Born in Savannah, Georgia in 1943, McPherson's earliest memories were of the segregated South, a setting that strongly shaped his writing. When it came to describing the complications of race, McPherson used a combination of philosophical intellect and what some have called his "mother wit," or instinctive knowing. In his work, McPherson has challenged perceptions of "whiteness" in a way that the reader is left with the notion that all are of mixed race to some degree.
McPherson attended Morris Brown College, an historically black college in Georgia. After graduation, he traveled north, taking odd jobs, including that of a dining-car waiter. While he attended Harvard Law School, McPherson also became as a janitor. The job not only financially supported him while in school, but this and other jobs provided McPherson with a range of experiences that he channeled into his writings. In the story "A Solo Song: For Doc Craft," from his collection Hue and Cry, McPherson recreated the lives of elite black railroad waiters in the golden age of the passenger train.
During his time in Boston, McPherson took writing courses instead of law internships. He continued his education by receiving his M.F.A. in 1971 from the acclaimed Writers Workshop in Iowa. He later became part of the faculty and also received teaching positions at the University of California at Santa Cruz and at the University of Virginia.

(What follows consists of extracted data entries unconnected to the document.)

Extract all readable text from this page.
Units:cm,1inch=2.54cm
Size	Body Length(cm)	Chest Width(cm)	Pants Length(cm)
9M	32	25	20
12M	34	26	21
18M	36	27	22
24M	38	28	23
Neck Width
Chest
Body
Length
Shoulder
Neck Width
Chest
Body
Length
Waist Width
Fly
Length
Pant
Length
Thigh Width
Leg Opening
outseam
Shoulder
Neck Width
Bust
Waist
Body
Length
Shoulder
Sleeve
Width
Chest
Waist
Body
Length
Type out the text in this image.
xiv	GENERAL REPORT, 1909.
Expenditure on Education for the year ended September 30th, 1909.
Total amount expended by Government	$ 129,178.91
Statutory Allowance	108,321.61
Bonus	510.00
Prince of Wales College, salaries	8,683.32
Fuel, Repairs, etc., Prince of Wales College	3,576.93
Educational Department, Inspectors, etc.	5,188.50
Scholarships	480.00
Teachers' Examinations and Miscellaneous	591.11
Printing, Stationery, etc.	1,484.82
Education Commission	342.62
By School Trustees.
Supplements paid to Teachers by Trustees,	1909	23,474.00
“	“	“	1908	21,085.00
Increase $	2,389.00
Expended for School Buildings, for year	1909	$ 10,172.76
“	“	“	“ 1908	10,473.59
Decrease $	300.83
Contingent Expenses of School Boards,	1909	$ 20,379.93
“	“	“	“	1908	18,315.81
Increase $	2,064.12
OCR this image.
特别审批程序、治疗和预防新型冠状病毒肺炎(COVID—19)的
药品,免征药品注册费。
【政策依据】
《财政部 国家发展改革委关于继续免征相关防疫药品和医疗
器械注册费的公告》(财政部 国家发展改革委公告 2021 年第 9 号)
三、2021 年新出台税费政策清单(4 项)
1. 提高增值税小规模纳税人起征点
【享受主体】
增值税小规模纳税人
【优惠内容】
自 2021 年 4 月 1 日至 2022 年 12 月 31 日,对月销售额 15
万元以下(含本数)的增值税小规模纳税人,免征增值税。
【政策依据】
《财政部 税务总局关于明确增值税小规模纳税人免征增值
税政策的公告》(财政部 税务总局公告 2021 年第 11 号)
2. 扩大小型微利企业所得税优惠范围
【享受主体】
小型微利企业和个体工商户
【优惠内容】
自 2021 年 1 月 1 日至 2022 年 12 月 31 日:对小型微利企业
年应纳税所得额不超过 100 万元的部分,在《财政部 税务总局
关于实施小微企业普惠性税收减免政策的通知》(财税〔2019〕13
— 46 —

McPherson received a Guggenheim Fellowship in 1972, won the Pulitzer Prize in 1978, and earned a MacArthur Fellowship in 1981.
Despite his success, McPherson took a twenty-year break from from writing, producing only occasional essays. He finally broke his silence with the publication of his memoir, Crabcakes, in 1998. In this book, McPherson continued the discussion of race by giving an account of "isolated social interactions separated by time and space and finding subtle psychic connections among them." He also wrote of his own depression and social withdrawal. In part through Japanese culture and Buddhism, McPherson chronicled that he found a path out of his isolation, finally achieving a sense of peace and re-engagement with his life, and at last transcending racial identity.